Was 1976 als Interessenvertretung für Seniorinnen und Senioren begann, ist heute eine bedeutende Institution des österreichischen Sozialstaates. Rund 2,5 Millionen ältere Menschen werden durch den Seniorenrat vertreten. Im Mittelpunkt der Jubiläumsfeier standen die Erfolge der vergangenen Jahrzehnte, aber auch die Herausforderungen der Zukunft – von sozialer Sicherheit über Pflege bis hin zu Digitalisierung und künstlicher Intelligenz.
Ein besonderes Zeichen setzte die Organisation mit ihrer aktuellen Führung: Erstmals stehen mit Birgit Gerstorfer (Pensionistenverband Österreichs) und Ingrid Korosec (Seniorenbund9 zwei Frauen an der Spitze des Seniorenrates. Beide sehen darin ein wichtiges Signal für mehr Sichtbarkeit und Mitgestaltung von Frauen in allen Lebensphasen.
Gerstorfer: Der Seniorenrat repräsentiert und vertritt die ältere Generation
PVÖ- und Seniorenrats-Präsidentin Birgit Gerstorfer unterstrich in ihrer Festrede die Bedeutung der Organisation. Der Seniorenrat sei als Zusammenschluss der größten Seniorenorganisationen Österreichs einzigartig.
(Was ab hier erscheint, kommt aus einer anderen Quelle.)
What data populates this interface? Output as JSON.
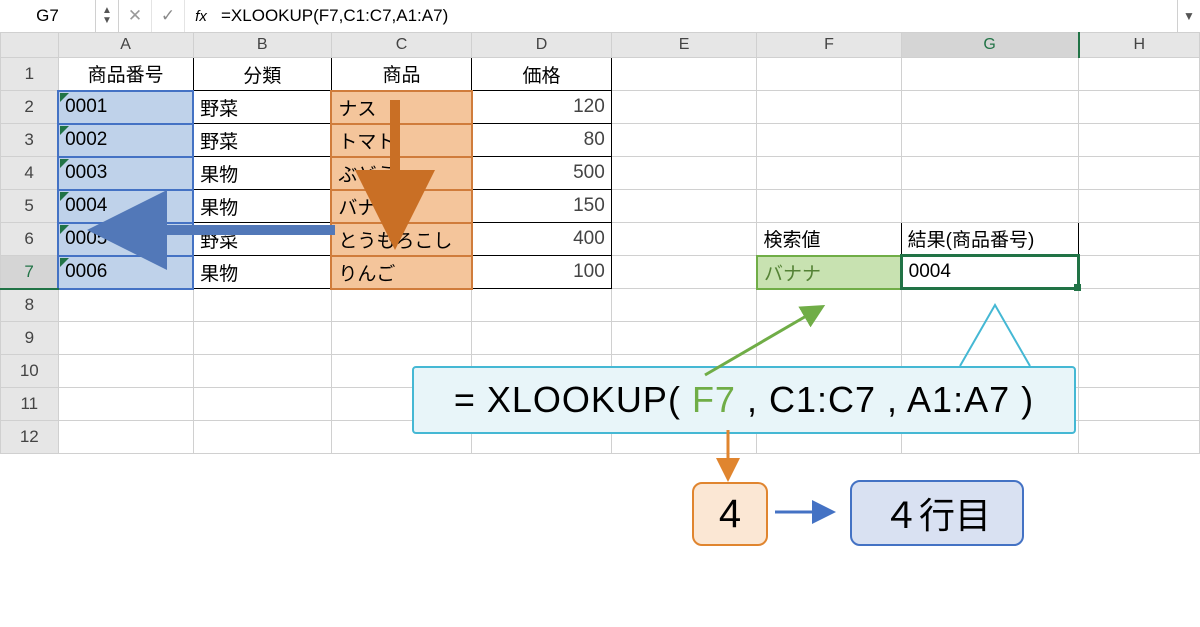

Durch jahrzehntelange Zusammenarbeit sei es gelungen, wichtige Verbesserungen bei Pensionen, Pflege und gesellschaftlicher Anerkennung älterer Menschen zu erreichen. Nun sei die Zeit gekommen, diese Rolle auch offiziell anzuerkennen und dem Seniorenrat Stimmrecht als Sozialpartner einzuräumen.
Wollen als Sozialpartner mit Stimmrecht anerkannt werden
“Der Seniorenrat weiß aus Erfahrung: Altersdiskriminierung ist kein individuelles Problem, sondern ein strukturelles. Und genau deshalb braucht es politische Vertretung. Diese Vertretung repräsentiert der Seniorenrat seit 50 Jahren – Manchmal ist er unbequem und hartnäckig, aber immer ist er notwendig. Seit 50 Jahren erinnert der Seniorenrat Politik und Verwaltung daran, dass ältere Menschen keine Fußnote sind. Er stellt Fragen, wo andere gerne weiterblättern würden. Er fordert Beteiligung, wenn Entscheidungen längst gefallen scheinen. Und er mahnt, wenn die Bedürfnisse der älteren Generation – und achten Sie jetzt auf das unmögliche Wort - „mitgedacht“ werden. Kurz gesagt: Der Seniorenrat ist unbequem. Und genau das war und ist seine Stärke”, betonte Gerstorfer.
Wir, die ältere Generation, sind ein Drittel der österreichischen Bevölkerung und wollen mehr als nur angehört werden, so die PVÖ- und Seniorenratspräsidentin, die weiter ausführte: “Und daher wollen wir eine echte Interessensvertretung für die ältere Generation (werden) mit echten Entscheidungsrechten, um noch stärker unsere Interessen vertreten zu können.”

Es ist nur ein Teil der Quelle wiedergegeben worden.